14. The promotion myth
It was long said that women didn't get promoted simply because they didn't put themselves up for promotion. This has never quite rung true to me and, I'm happy to say, it has been proved untrue. A survey by McKinsey in 2016 found that women in corporate America asked for promotion at the same rate as men. However, at the lower rungs of the career ladder, women were not promoted at the same rate as men, possibly because managers are reluctant to promote women who are starting families, or are likely to do so soon.

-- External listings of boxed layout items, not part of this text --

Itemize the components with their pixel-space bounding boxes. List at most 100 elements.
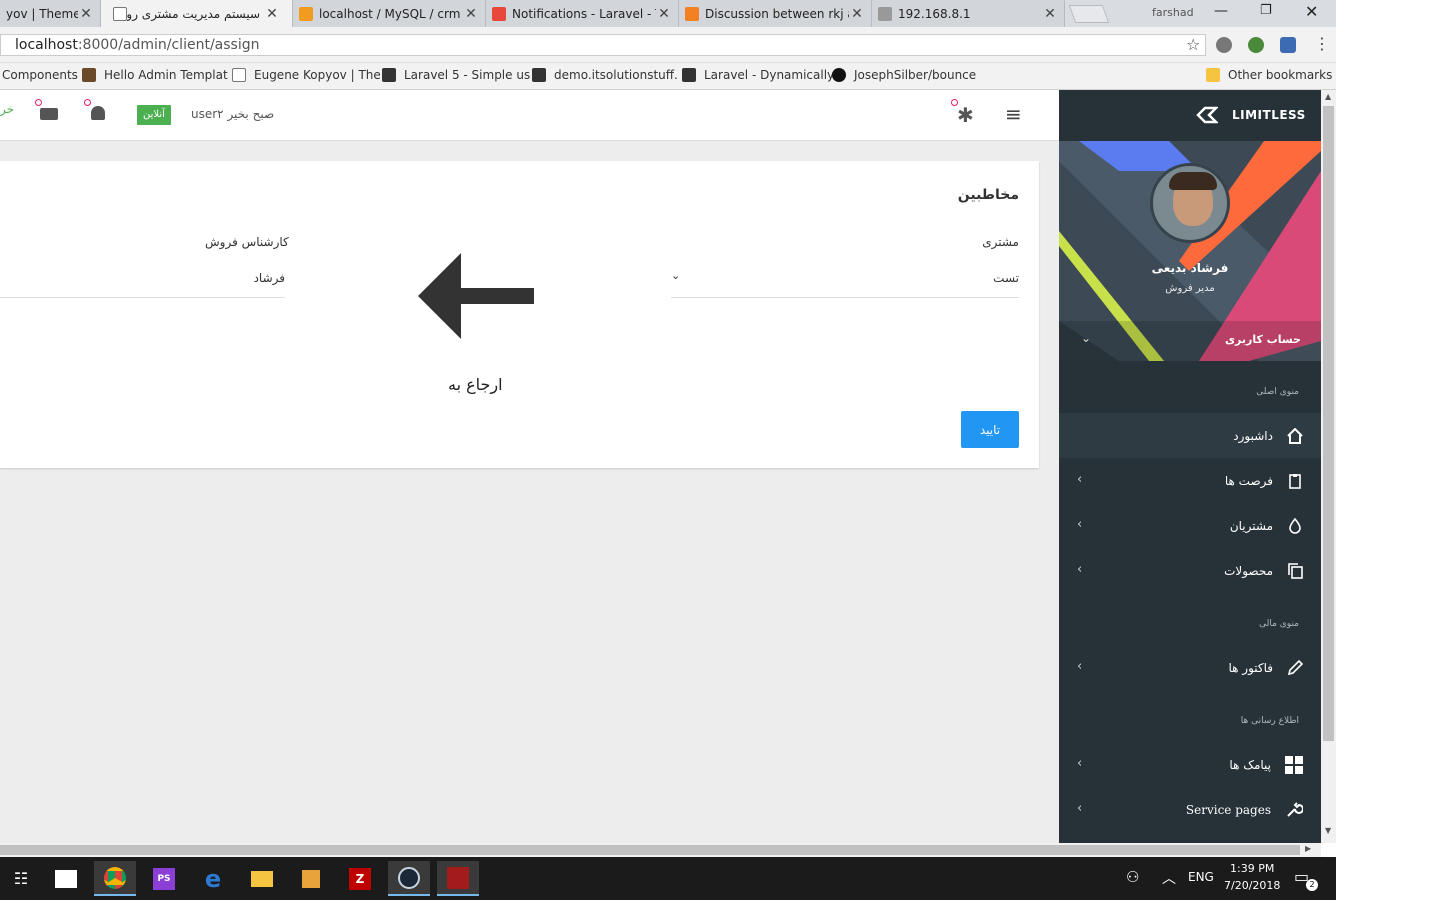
- navbar-edge-text[interactable]: خر: [0, 102, 14, 116]
- scrollbar-thumb[interactable]: [0, 845, 1300, 855]
- puzzle-icon[interactable]: ✱: [957, 103, 974, 127]
- sidebar-item-service-pages[interactable]: ‹ Service pages: [1059, 787, 1321, 832]
- browser-tab[interactable]: Notifications - Laravel - T ✕: [486, 0, 679, 27]
- bookmark[interactable]: Laravel - Dynamically: [682, 68, 834, 82]
- chevron-up-icon[interactable]: ︿: [1162, 868, 1176, 888]
- dota-glyph: [447, 866, 469, 889]
- restore-icon[interactable]: ❐: [1260, 3, 1272, 18]
- site-icon: [682, 68, 696, 82]
- close-icon[interactable]: ✕: [1042, 6, 1058, 22]
- close-icon[interactable]: ✕: [463, 6, 479, 22]
- media-glyph: [302, 869, 320, 888]
- clock-time[interactable]: 1:39 PM: [1230, 862, 1274, 875]
- address-bar[interactable]: localhost:8000/admin/client/assign: [0, 34, 1206, 56]
- screen-margin: [1336, 0, 1440, 900]
- filezilla-glyph: Z: [349, 867, 371, 890]
- menu-dots-icon[interactable]: ⋮: [1314, 34, 1330, 53]
- bookmark[interactable]: JosephSilber/bounce: [832, 68, 976, 82]
- task-view-glyph: ☷: [13, 869, 29, 888]
- page-viewport: خر آنلاین صبح بخیر user۲ ✱ ≡ مخاطبین مشت…: [0, 90, 1336, 843]
- dota-icon[interactable]: [437, 861, 479, 896]
- site-icon: [382, 68, 396, 82]
- card-title: مخاطبین: [957, 187, 1019, 203]
- bookmark[interactable]: Eugene Kopyov | The: [232, 68, 381, 82]
- phpstorm-icon[interactable]: PS: [143, 861, 185, 896]
- hamburger-menu-icon[interactable]: ≡: [1005, 102, 1022, 126]
- extension-globe-icon[interactable]: [1248, 37, 1264, 53]
- browser-tab[interactable]: yov | Theme ✕: [0, 0, 101, 27]
- phpstorm-glyph: PS: [153, 867, 175, 890]
- file-explorer-icon[interactable]: [241, 861, 283, 896]
- people-icon[interactable]: ⚇: [1126, 868, 1139, 886]
- language-indicator[interactable]: ENG: [1188, 870, 1214, 884]
- scroll-down-icon[interactable]: ▼: [1325, 826, 1331, 835]
- sidebar-item-customers[interactable]: ‹ مشتریان: [1059, 503, 1321, 548]
- vertical-scrollbar[interactable]: ▲ ▼: [1321, 90, 1336, 843]
- customer-select[interactable]: تست ⌄: [671, 258, 1019, 298]
- sidebar-item-invoices[interactable]: ‹ فاکتور ها: [1059, 645, 1321, 690]
- close-icon[interactable]: ✕: [78, 6, 94, 22]
- sales-field[interactable]: فرشاد: [0, 258, 285, 298]
- filezilla-icon[interactable]: Z: [339, 861, 381, 896]
- window-close-icon[interactable]: ✕: [1305, 2, 1318, 21]
- browser-tab[interactable]: localhost / MySQL / crm ✕: [293, 0, 486, 27]
- site-icon: [532, 68, 546, 82]
- wrench-icon: [1287, 801, 1303, 817]
- extension-user-icon[interactable]: [1280, 37, 1296, 53]
- browser-tab[interactable]: Discussion between rkj ar ✕: [679, 0, 872, 27]
- brand-bar: LIMITLESS: [1059, 90, 1321, 141]
- page-icon: [232, 68, 246, 82]
- profile-name[interactable]: farshad: [1152, 6, 1194, 19]
- sidebar-item-dashboard[interactable]: داشبورد: [1059, 413, 1321, 458]
- avatar-icon: [82, 68, 96, 82]
- scroll-up-icon[interactable]: ▲: [1325, 92, 1331, 101]
- close-icon[interactable]: ✕: [264, 6, 280, 22]
- minimize-icon[interactable]: —: [1214, 3, 1228, 19]
- top-navbar: خر آنلاین صبح بخیر user۲ ✱ ≡: [0, 90, 1059, 141]
- home-icon: [1287, 427, 1303, 444]
- avatar-hair: [1169, 172, 1217, 190]
- browser-toolbar: localhost:8000/admin/client/assign ☆ ⋮: [0, 27, 1336, 63]
- clock-date[interactable]: 7/20/2018: [1224, 879, 1280, 892]
- stackoverflow-icon: [685, 6, 699, 21]
- scroll-right-icon[interactable]: ▶: [1305, 844, 1311, 853]
- page-icon: [113, 6, 127, 21]
- bookmark[interactable]: demo.itsolutionstuff.: [532, 68, 678, 82]
- close-icon[interactable]: ✕: [849, 6, 865, 22]
- media-player-icon[interactable]: [290, 861, 332, 896]
- edge-icon[interactable]: e: [192, 861, 234, 896]
- notification-badge: [84, 99, 91, 106]
- account-toggle[interactable]: حساب کاربری ⌄: [1059, 321, 1321, 361]
- chat-icon[interactable]: [40, 108, 58, 120]
- steam-icon[interactable]: [388, 861, 430, 896]
- submit-button[interactable]: تایید: [961, 411, 1019, 448]
- horizontal-scrollbar[interactable]: ▶: [0, 843, 1321, 857]
- bookmark[interactable]: Laravel 5 - Simple us: [382, 68, 530, 82]
- browser-tab[interactable]: 192.168.8.1 ✕: [872, 0, 1065, 27]
- chevron-left-icon: ‹: [1077, 517, 1083, 532]
- user-role: مدیر فروش: [1165, 283, 1215, 294]
- grid-icon: [1285, 755, 1303, 774]
- new-tab-button[interactable]: [1068, 5, 1110, 23]
- other-bookmarks[interactable]: Other bookmarks: [1206, 68, 1332, 82]
- scrollbar-thumb[interactable]: [1323, 106, 1334, 741]
- sidebar-item-products[interactable]: ‹ محصولات: [1059, 548, 1321, 593]
- chrome-icon[interactable]: [94, 861, 136, 896]
- folder-icon: [1206, 68, 1220, 82]
- bookmarks-bar: Components Hello Admin Templat Eugene Ko…: [0, 63, 1336, 90]
- bookmark[interactable]: Hello Admin Templat: [82, 68, 228, 82]
- sidebar-item-sms[interactable]: ‹ پیامک ها: [1059, 742, 1321, 787]
- close-icon[interactable]: ✕: [656, 6, 672, 22]
- extension-gear-icon[interactable]: [1216, 37, 1232, 53]
- sidebar-item-opportunities[interactable]: ‹ فرصت ها: [1059, 458, 1321, 503]
- task-view-icon[interactable]: ☷: [0, 861, 42, 896]
- customer-label: مشتری: [982, 235, 1019, 249]
- bell-icon[interactable]: [91, 106, 105, 120]
- browser-tab-active[interactable]: ✕ سیستم مدیریت مشتری روی: [101, 0, 293, 27]
- limitless-logo-icon: [1196, 106, 1218, 124]
- star-icon[interactable]: ☆: [1186, 35, 1200, 54]
- bookmark[interactable]: Components: [2, 68, 78, 82]
- avatar[interactable]: [1150, 163, 1230, 243]
- section-main-label: منوی اصلی: [1256, 387, 1299, 397]
- video-app-icon[interactable]: [45, 861, 87, 896]
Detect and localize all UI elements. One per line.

It is possible that, in fact, women miss out on promotions for far more insidious reasons than just not asking; women do not self-promote in the same way as men; men are often credited for collaborative or others' work; imposter syndrome; women still feel less secure at work than men and therefore are less likely to leave a job even if it is stunting their career progression; the disproportionate amount of women working in low skilled or low paid jobs that offer little to no chance to promotion; many men still dislike being told what to do by a woman and so are reluctant to promote them to positions of senior leadership.

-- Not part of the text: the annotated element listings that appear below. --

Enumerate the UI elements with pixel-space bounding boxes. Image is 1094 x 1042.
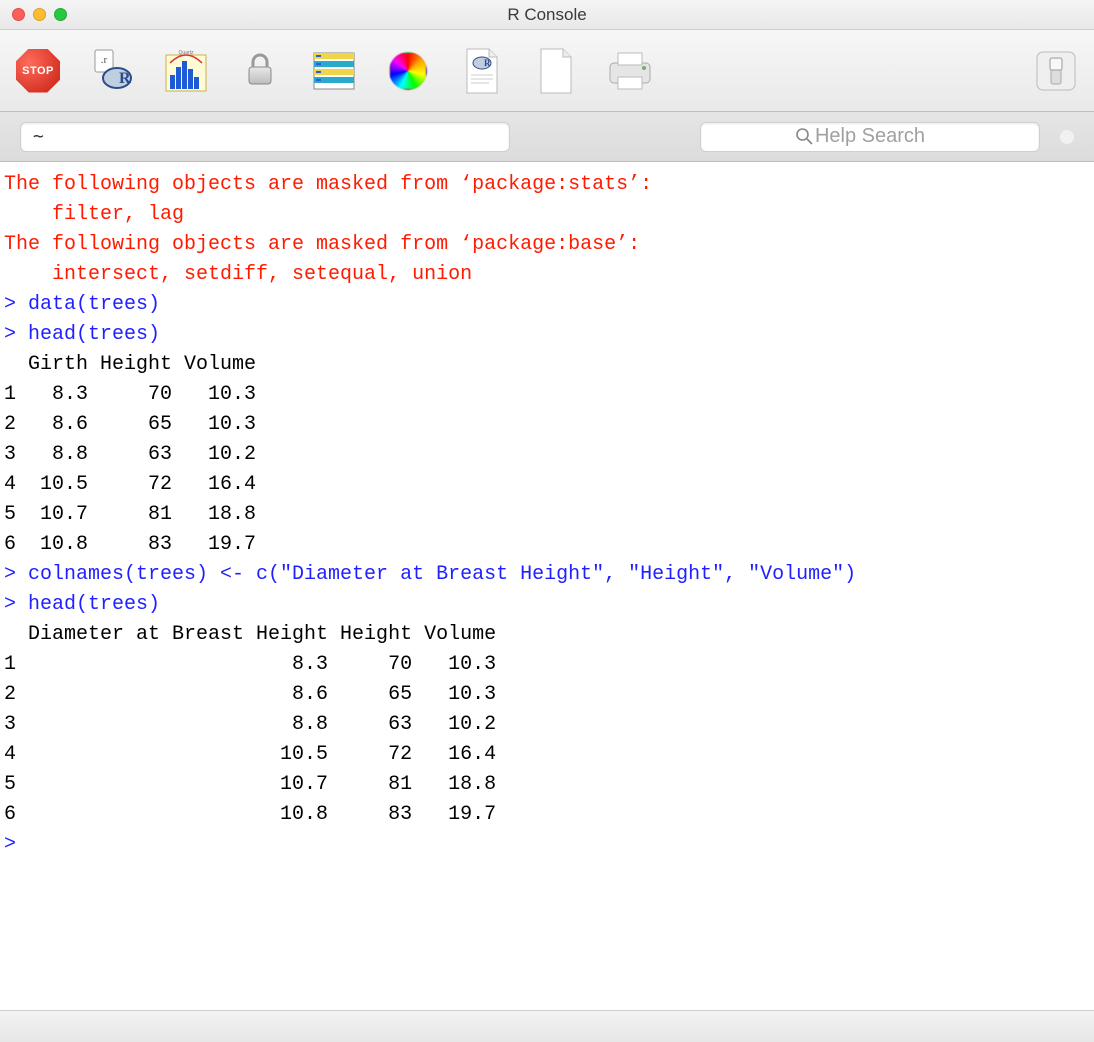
console-line: The following objects are masked from ‘p…: [4, 170, 1090, 200]
list-icon: [312, 49, 356, 93]
working-directory-input[interactable]: [20, 122, 510, 152]
data-manager-button[interactable]: [310, 47, 358, 95]
svg-text:R: R: [484, 58, 491, 68]
footer-bar: [0, 1010, 1094, 1042]
console-line: 4 10.5 72 16.4: [4, 470, 1090, 500]
console-line: 6 10.8 83 19.7: [4, 530, 1090, 560]
console-line: > head(trees): [4, 590, 1090, 620]
console-line: > colnames(trees) <- c("Diameter at Brea…: [4, 560, 1090, 590]
help-search-wrap: [700, 122, 1040, 152]
console-line: > data(trees): [4, 290, 1090, 320]
switch-icon: [1035, 50, 1077, 92]
path-search-bar: [0, 112, 1094, 162]
minimize-window-button[interactable]: [33, 8, 46, 21]
colors-button[interactable]: [384, 47, 432, 95]
source-script-button[interactable]: .r R: [88, 47, 136, 95]
help-search-input[interactable]: [700, 122, 1040, 152]
lock-button[interactable]: [236, 47, 284, 95]
console-line: 3 8.8 63 10.2: [4, 440, 1090, 470]
color-wheel-icon: [389, 52, 427, 90]
console-line: 1 8.3 70 10.3: [4, 380, 1090, 410]
blank-document-icon: [537, 47, 575, 95]
console-line: 4 10.5 72 16.4: [4, 740, 1090, 770]
r-document-icon: R: [463, 47, 501, 95]
r-script-icon: .r R: [89, 48, 135, 94]
toolbar: STOP .r R Quartz: [0, 30, 1094, 112]
new-document-button[interactable]: [532, 47, 580, 95]
window-controls: [0, 8, 67, 21]
histogram-icon: Quartz: [164, 49, 208, 93]
console-line: The following objects are masked from ‘p…: [4, 230, 1090, 260]
svg-text:.r: .r: [101, 54, 108, 66]
stop-button[interactable]: STOP: [14, 47, 62, 95]
console-line: Girth Height Volume: [4, 350, 1090, 380]
titlebar: R Console: [0, 0, 1094, 30]
search-icon: [795, 127, 813, 145]
console-line: filter, lag: [4, 200, 1090, 230]
console-line: > head(trees): [4, 320, 1090, 350]
quartz-plot-button[interactable]: Quartz: [162, 47, 210, 95]
console-line: Diameter at Breast Height Height Volume: [4, 620, 1090, 650]
console-line: 3 8.8 63 10.2: [4, 710, 1090, 740]
window-title: R Console: [0, 5, 1094, 25]
open-r-doc-button[interactable]: R: [458, 47, 506, 95]
console-output[interactable]: The following objects are masked from ‘p…: [0, 162, 1094, 1010]
console-line: >: [4, 830, 1090, 860]
console-line: 5 10.7 81 18.8: [4, 770, 1090, 800]
svg-text:R: R: [119, 70, 131, 87]
lock-icon: [241, 50, 279, 91]
print-button[interactable]: [606, 47, 654, 95]
console-line: 2 8.6 65 10.3: [4, 680, 1090, 710]
console-line: 6 10.8 83 19.7: [4, 800, 1090, 830]
console-line: 1 8.3 70 10.3: [4, 650, 1090, 680]
console-line: 5 10.7 81 18.8: [4, 500, 1090, 530]
status-indicator: [1060, 130, 1074, 144]
toggle-button[interactable]: [1032, 47, 1080, 95]
zoom-window-button[interactable]: [54, 8, 67, 21]
close-window-button[interactable]: [12, 8, 25, 21]
stop-icon: STOP: [16, 49, 60, 93]
console-line: 2 8.6 65 10.3: [4, 410, 1090, 440]
console-line: intersect, setdiff, setequal, union: [4, 260, 1090, 290]
printer-icon: [606, 51, 654, 91]
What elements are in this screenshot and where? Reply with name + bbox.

15. Locker room networking
Who among us hasn't worked somewhere where the men all play football together? What, I wonder, is the equivalent for women? Where is the extra curricular space for female colleagues to act and feel part of a team? To spend time doing something together that is collaborative, fun, social and not work?
16. Bonus culture
In banking and finance, bonus gaps of more than 60% were not uncommon. When huge amounts of money can be awarded on an entirely subjective and unregulated premise, it becomes all too easy for white men to benefit from confirmation bias - for rich white men to reward other rich white men for behaving like and benefiting themselves.
17. Squeamishness
We need to get better at talking about money. A lot better. I have been more comfortable asking colleagues about their bowel movements, sex lives, scars and dysfunctional families than what they earn. Until we know what other people doing like work are earning, we will not have the tools to tackle unfair pay. If you want to earn the same as the men in your workplace then you're going to have to find out what those men are earning. That may well mean asking them. If not them, then that may well mean asking your boss. Either way it's going to mean asking. When it comes to closing the gender pay gap there is much work to be done: supporting women in our industries, confronting misogyny, creating opportunities outside of the traditional, patriarchal workplace structures, allowing each other flexible work by demanding flexible work for ourselves, working hard and publicising our achievements, supporting the sisterhood. But all this will mean nothing if we don't follow it up with the big one, the tricky one, the bomb under the fatberg: asking for more money. Of course this is tricky when your work feels insecure, it goes against our conditioning to play nice and keep quiet, it forces awkward conversations and involves genuine risk. But the only way we'll get equal pay - just like equal healthcare, equal opportunity and equal status - is to demand it. For ourselves and others. Ask for more money. The #PayMeToo movement is a great starting point to give you ideas on how. Now it's up to you to put it into action. Words and deeds. Good luck and get going.